Sudan has announced the devaluation of its currency in a bid to consolidate its official and parallel market exchange rates.

Sudan to consolidate its official and parallel market exchange rates

Sudan has announced the devaluation of its currency in a bid to consolidate its official and parallel market exchange rates. The announcement came on  Sunday 21, February 2021 as the country’s Central Bank revealed a new regime that also aims to rebuild its economy and access debt relief from international lenders.  

According to a report, several commercial bank sources have noted that the country’s apex bank set the new benchmark exchange rate at 375 Sudanese pounds per dollar, from a previous official rate of 55 Sudanese pounds. The latest move is a key reform demanded by foreign donors and the International Monetary Fund (IMF).

For several months, the government delayed in devaluating the currency due to raising inflation caused by a slump in the demand for its crude oil. Considering the fact that Sudan is an oil-dependent economy, the poor crude demand made it hard to generate foreign currency for the importation of basic goods like wheat in 2019. This provoked a wide protest that eventually ended the 3-decade rule of President Umar al-Bashir in 2019 as the people could no longer tolerate the economic hardship.

In February 2020, the transition government moved to subsidize bread during the transition period to ensure justice in distributing the subsidies as people could not afford bread when there were produced. With the latest devaluation, Sudan’s currency becomes relatively cheaper compared to other currencies, increasing its chances to exports locally made goods and generating foreign earnings.

In the long run, the exponential growth of locally manufactured goods could abound as high import rates would discourage people from buying goods abroad. This could also help to increase the country’s exports of indigenous goods, decrease imports, and help to reduce the current account deficit.

According to Mohamed al-Fatih Zainelabidine, the country’s Central Bank Governor, “The decision to devalue the Sudanese pound is not afloat, but a policy of flexible management.” A circular from the apex bank shows that it would set a daily indicative rate in a “flexible managed float” and banks and exchange bureaus are required to trade within 5 percent above or below that rate.

What is a Managed Float?

A managed float (also called a dirty float) is a floating exchange rate where a country’s central bank occasionally intervenes to change the direction or the pace of change of a country’s currency value.
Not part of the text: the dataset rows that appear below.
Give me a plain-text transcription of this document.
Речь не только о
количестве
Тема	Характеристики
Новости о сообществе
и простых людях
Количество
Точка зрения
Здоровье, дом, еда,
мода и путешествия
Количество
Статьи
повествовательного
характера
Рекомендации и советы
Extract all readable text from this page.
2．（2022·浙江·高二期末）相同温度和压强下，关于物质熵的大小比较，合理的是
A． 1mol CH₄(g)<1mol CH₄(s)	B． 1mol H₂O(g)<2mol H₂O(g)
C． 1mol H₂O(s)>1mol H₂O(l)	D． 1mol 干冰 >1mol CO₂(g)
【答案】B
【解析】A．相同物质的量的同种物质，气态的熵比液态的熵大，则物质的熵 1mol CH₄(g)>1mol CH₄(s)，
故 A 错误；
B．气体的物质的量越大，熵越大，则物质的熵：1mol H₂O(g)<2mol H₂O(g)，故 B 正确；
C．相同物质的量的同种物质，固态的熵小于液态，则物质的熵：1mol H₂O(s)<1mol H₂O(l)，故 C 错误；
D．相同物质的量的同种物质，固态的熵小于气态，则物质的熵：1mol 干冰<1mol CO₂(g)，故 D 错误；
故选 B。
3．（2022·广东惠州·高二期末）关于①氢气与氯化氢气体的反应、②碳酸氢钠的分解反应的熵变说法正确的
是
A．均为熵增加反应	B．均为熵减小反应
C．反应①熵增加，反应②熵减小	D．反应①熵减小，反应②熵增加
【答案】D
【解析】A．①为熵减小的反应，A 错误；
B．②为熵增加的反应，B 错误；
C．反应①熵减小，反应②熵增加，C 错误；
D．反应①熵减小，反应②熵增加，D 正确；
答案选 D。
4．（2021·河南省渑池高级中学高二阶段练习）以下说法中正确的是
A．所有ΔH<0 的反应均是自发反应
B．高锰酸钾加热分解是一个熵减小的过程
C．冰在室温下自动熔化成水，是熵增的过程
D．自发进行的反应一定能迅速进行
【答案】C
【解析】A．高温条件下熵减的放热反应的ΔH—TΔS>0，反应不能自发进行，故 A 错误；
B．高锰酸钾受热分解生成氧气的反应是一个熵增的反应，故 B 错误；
A managed float exchange rate, therefore, is a regime that allows an issuing central bank to intervene regularly in exchange markets in order to change the direction of the currency’s float and shore up its balance of payments in excessively volatile periods.

Many times, the central bank in a dirty float system acts as a buffer against an external economic shock before its effects become disruptive to the domestic economy.